Stream processing compared to other execution models (simplified to show the difference). It works by moving data through execution units via parallel threads composed of instruction blocks. Parallelism occurs at the thread level (TLP), not at the data level (DLP) like SIMD and vector (controlled directly by instructions in both cases). The data vector size, fixed in classic vector and SIMD, is programmable in GPU-based stream processing.

AMD, the other major GPU company, followed by a comparable architecture in 2007 (Radeon HD 2000 series), increasing the number of PEs from 160 in the G80 to 320 at the top of the line. (Note AMD counts its 5-instruction-wide superscalar ALU as 5 PE to get a higher PE count.) Support for general-purpose programming in the AMD devices was lagging at the time.

As a historical footnote, we must recognize the Xenos graphics processor from ATI, later a part of AMD, which was the first to have some unified PE in 2005 (limited to vertex and pixel shading). It was a joint design with Microsoft custom-made for their XBOX 360 gaming console and only supported MS graphics API programming. It was the precursor of the Radeon HD 2000.

Recent Trends

Two trends opened up GPUs for general scientific workloads. First, the GPU steadily changed to a flexible programmable processor from its graphics accelerator roots.
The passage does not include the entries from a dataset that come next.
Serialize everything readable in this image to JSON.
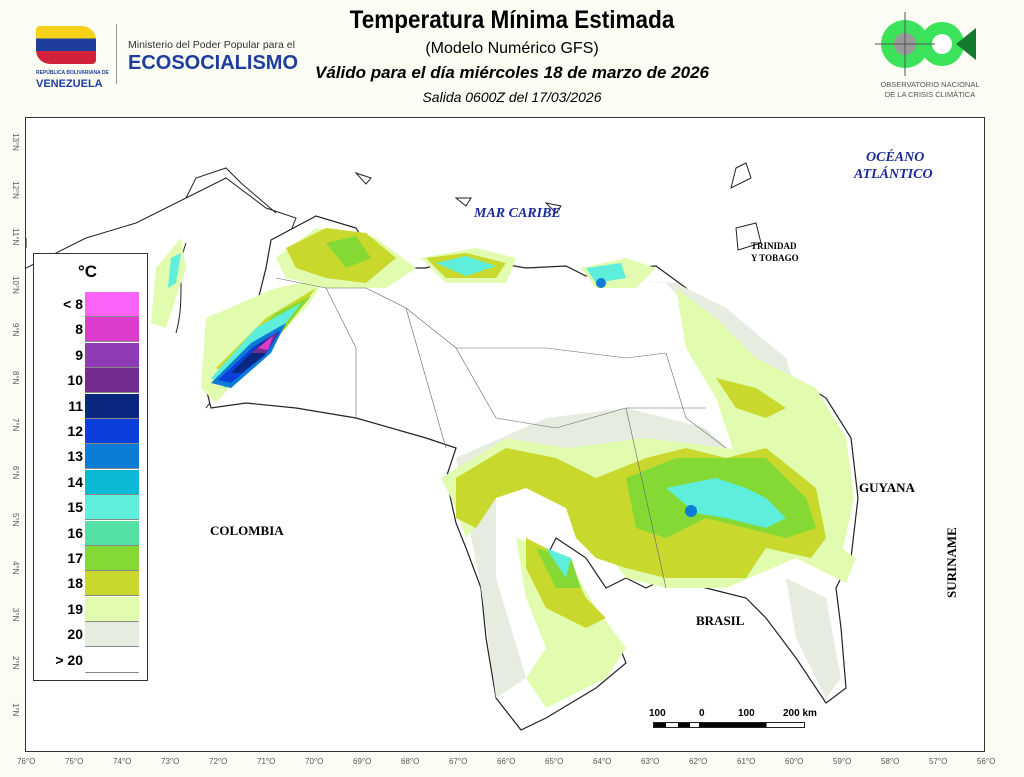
{
  "header": {
    "title": "Temperatura Mínima Estimada",
    "subtitle": "(Modelo Numérico GFS)",
    "valid": "Válido para el día miércoles 18 de marzo de 2026",
    "salida": "Salida 0600Z del 17/03/2026"
  },
  "logo_left": {
    "small": "REPÚBLICA BOLIVARIANA DE",
    "country": "VENEZUELA",
    "ministry": "Ministerio del Poder Popular para el",
    "name": "ECOSOCIALISMO"
  },
  "logo_right": {
    "line1": "OBSERVATORIO NACIONAL",
    "line2": "DE LA CRISIS CLIMÁTICA"
  },
  "map_labels": {
    "caribe": "MAR CARIBE",
    "oceano1": "OCÉANO",
    "oceano2": "ATLÁNTICO",
    "trinidad1": "TRINIDAD",
    "trinidad2": "Y TOBAGO",
    "colombia": "COLOMBIA",
    "brasil": "BRASIL",
    "guyana": "GUYANA",
    "suriname": "SURINAME"
  },
  "legend": {
    "unit": "°C",
    "items": [
      {
        "label": "< 8",
        "color": "#fb62f6"
      },
      {
        "label": "8",
        "color": "#dc3ccc"
      },
      {
        "label": "9",
        "color": "#8e3bb5"
      },
      {
        "label": "10",
        "color": "#732b92"
      },
      {
        "label": "11",
        "color": "#0b2880"
      },
      {
        "label": "12",
        "color": "#0a3fdc"
      },
      {
        "label": "13",
        "color": "#0c7cd7"
      },
      {
        "label": "14",
        "color": "#0ab9d3"
      },
      {
        "label": "15",
        "color": "#5deedc"
      },
      {
        "label": "16",
        "color": "#55e1a6"
      },
      {
        "label": "17",
        "color": "#85d934"
      },
      {
        "label": "18",
        "color": "#c8d82d"
      },
      {
        "label": "19",
        "color": "#e1fcae"
      },
      {
        "label": "20",
        "color": "#e7ece0"
      },
      {
        "label": "> 20",
        "color": "#ffffff"
      }
    ]
  },
  "scale": {
    "l0": "100",
    "l1": "0",
    "l2": "100",
    "l3": "200 km"
  },
  "lon_ticks": [
    "76°O",
    "75°O",
    "74°O",
    "73°O",
    "72°O",
    "71°O",
    "70°O",
    "69°O",
    "68°O",
    "67°O",
    "66°O",
    "65°O",
    "64°O",
    "63°O",
    "62°O",
    "61°O",
    "60°O",
    "59°O",
    "58°O",
    "57°O",
    "56°O"
  ],
  "lat_ticks": [
    "13°N",
    "12°N",
    "11°N",
    "10°N",
    "9°N",
    "8°N",
    "7°N",
    "6°N",
    "5°N",
    "4°N",
    "3°N",
    "2°N",
    "1°N"
  ]
}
Second, a steady supply of transistors (predicted or motivated by Moore's Law) helped processing elements grow in numbers and power. So did on-chip memory and logic supporting massive threading. Also, more transistors allowed engineers to add other types of PEs, transforming the GPU into a heterogeneous architecture. The new PEs initially focused on complex graphical functions, such as ray tracing, but soon started to target other specialized workloads, such as those from AI. The GPU grew substantially in computing power as a result.

Nowadays, supercomputers commonly utilize GPUs. Applications include weather forecasting, financial risk, animation/modeling, and machine learning, to name a few [see the 2017 Nvidia applications catalog]. In late 2021, the first exascale supercomputer started to ship at Oak Ridge National Laboratory in the USA, featuring advanced GPUs from AMD. It was the first to break the exascale performance barrier in 2022 to earn a top spot in the well-regarded Top500 list [see HPCwire news articles]. It is worth noting that the custom GPU package, of four GPU units per node, should have 16384 processing elements spread across two chips. The array unit of the multi-cabinet MPP had the same number of processing elements back in 1982.

These trends might make one wonder about the MIMD prospects of the GPU. As of this, GPUs are optimized highly for rigid, heavily multithreaded SIMD-like operation. Consequently, workloads with massive data-level parallelism that best fit the GPU model will benefit remarkably.